Lampung Suara Santri.id

Lisan merupakan pokok dari citra seseorang, setelah wajah. Lisan mengeluarkan kata-kata sebagai jembatan utama berinteraksi dengan sesama. Dengan mengandalkan lisan, seseorang dapat berperan besar di masyarakat. Dalam hal profesi, misalnya pembawa berita, pemandu acara, pendakwah, dan pemimpin negara hingga tingkat RT dilihat dari bagaimana ia bertutur kata dengan lingkungannya.

Sebagai bagian dari anggota tubuh, lisan juga tidak luput dari berbagai kebaikan dan penyakitnya. Imam Al-Ghazali, dalam Bidayatul Hidayah, menyebutkan delapan hal yang termasuk dalam perbuatan buruk oleh lisan, antara lain dusta, tidak menepati janji, bergosip, adu mulut, memuji diri sendiri, melaknati, mendoakan buruk pada makhluk, serta bercanda disertai hinaan.
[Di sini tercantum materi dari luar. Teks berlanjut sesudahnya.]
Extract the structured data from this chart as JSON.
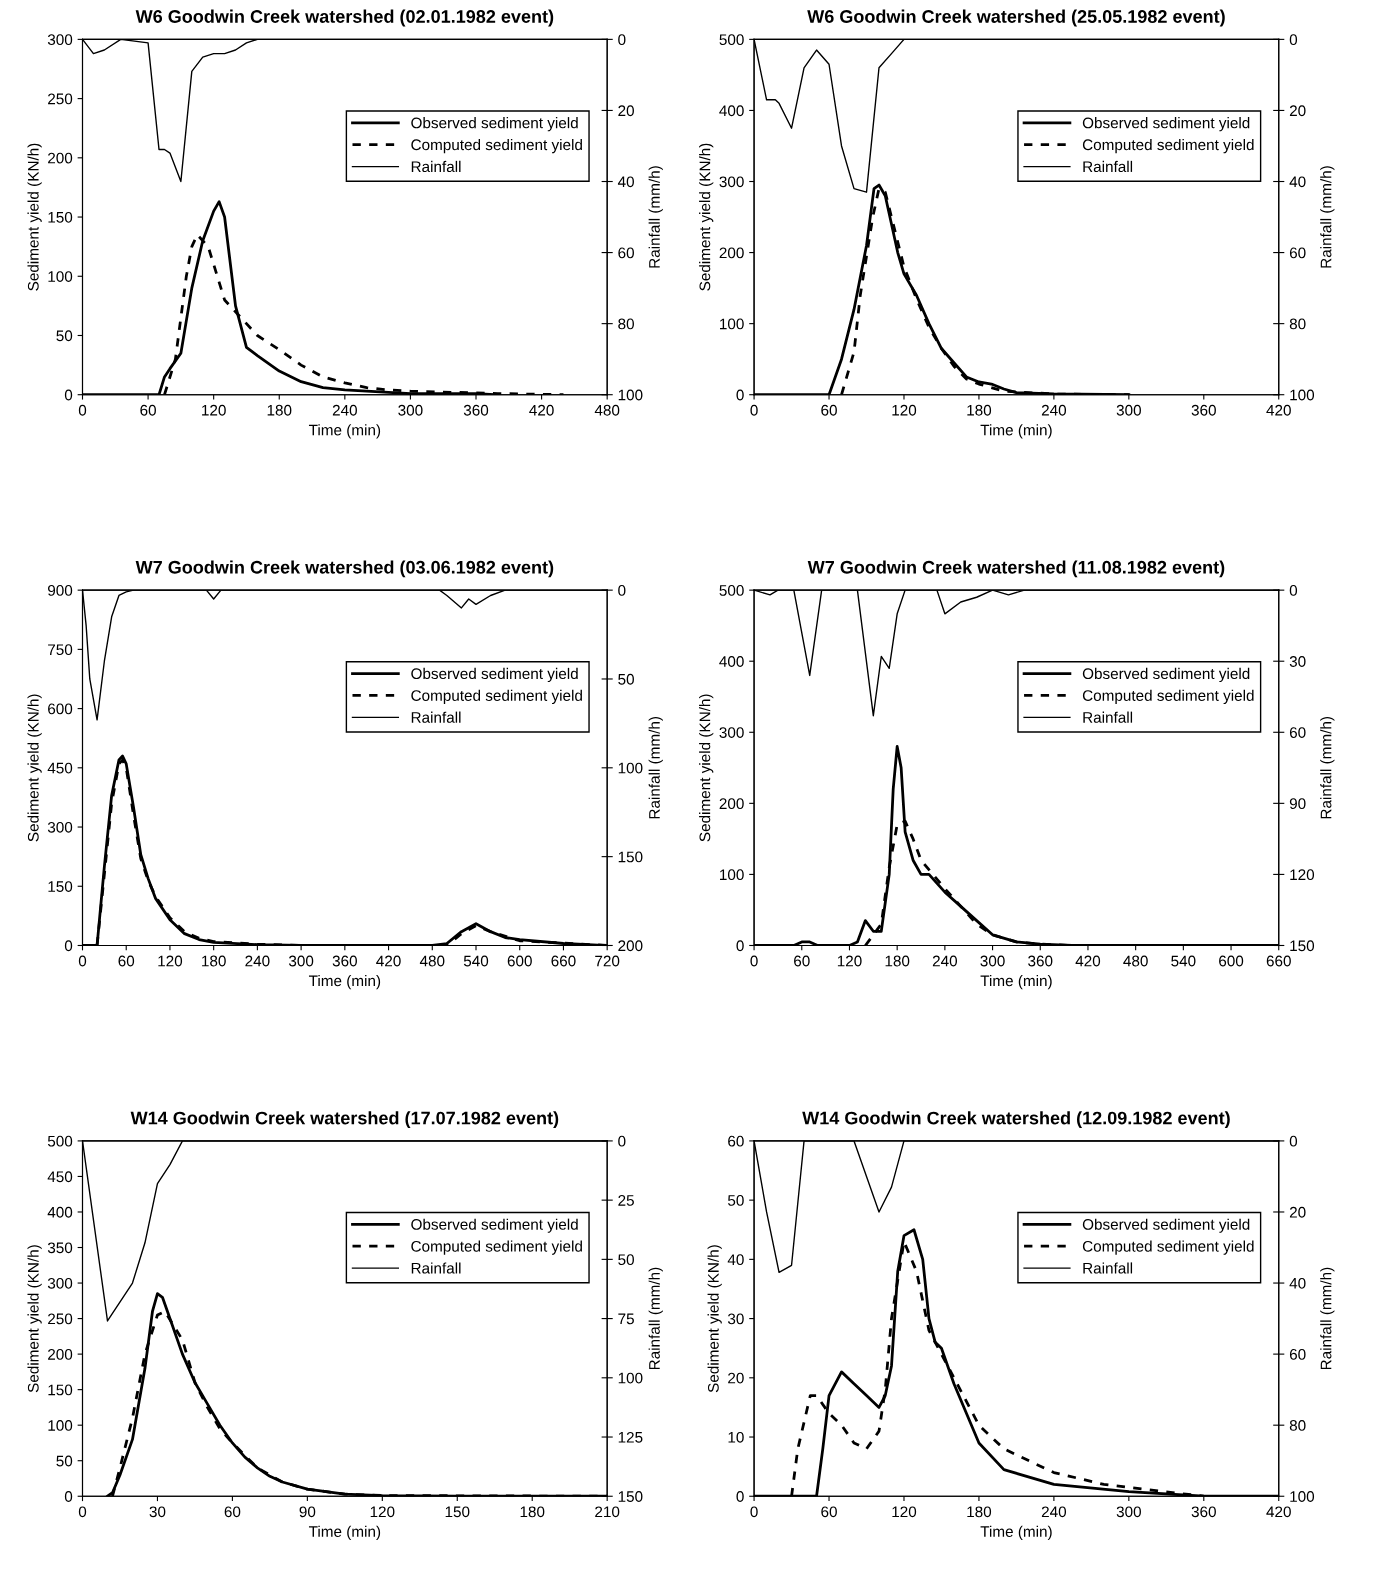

Imam Al-Ghazali menyebut dusta sebagai امهات الكبائر yakni induk dari dosa-dosa yang besar. Kenapa demikian? Sebab sekali seseorang melakukan kebohongan, maka ia akan menutupi kesalahan-kesalahan selanjutnya dengan cara berbohong. Maka, hal ini dapat menjadi kebiasaan. Sehingga dosa yang tadinya kecil, lama-kelamaan bertambah besar.  Efek negatif lainnya ialah tingkat kepercayaan orang lain terhadapnya pun semakin menurun.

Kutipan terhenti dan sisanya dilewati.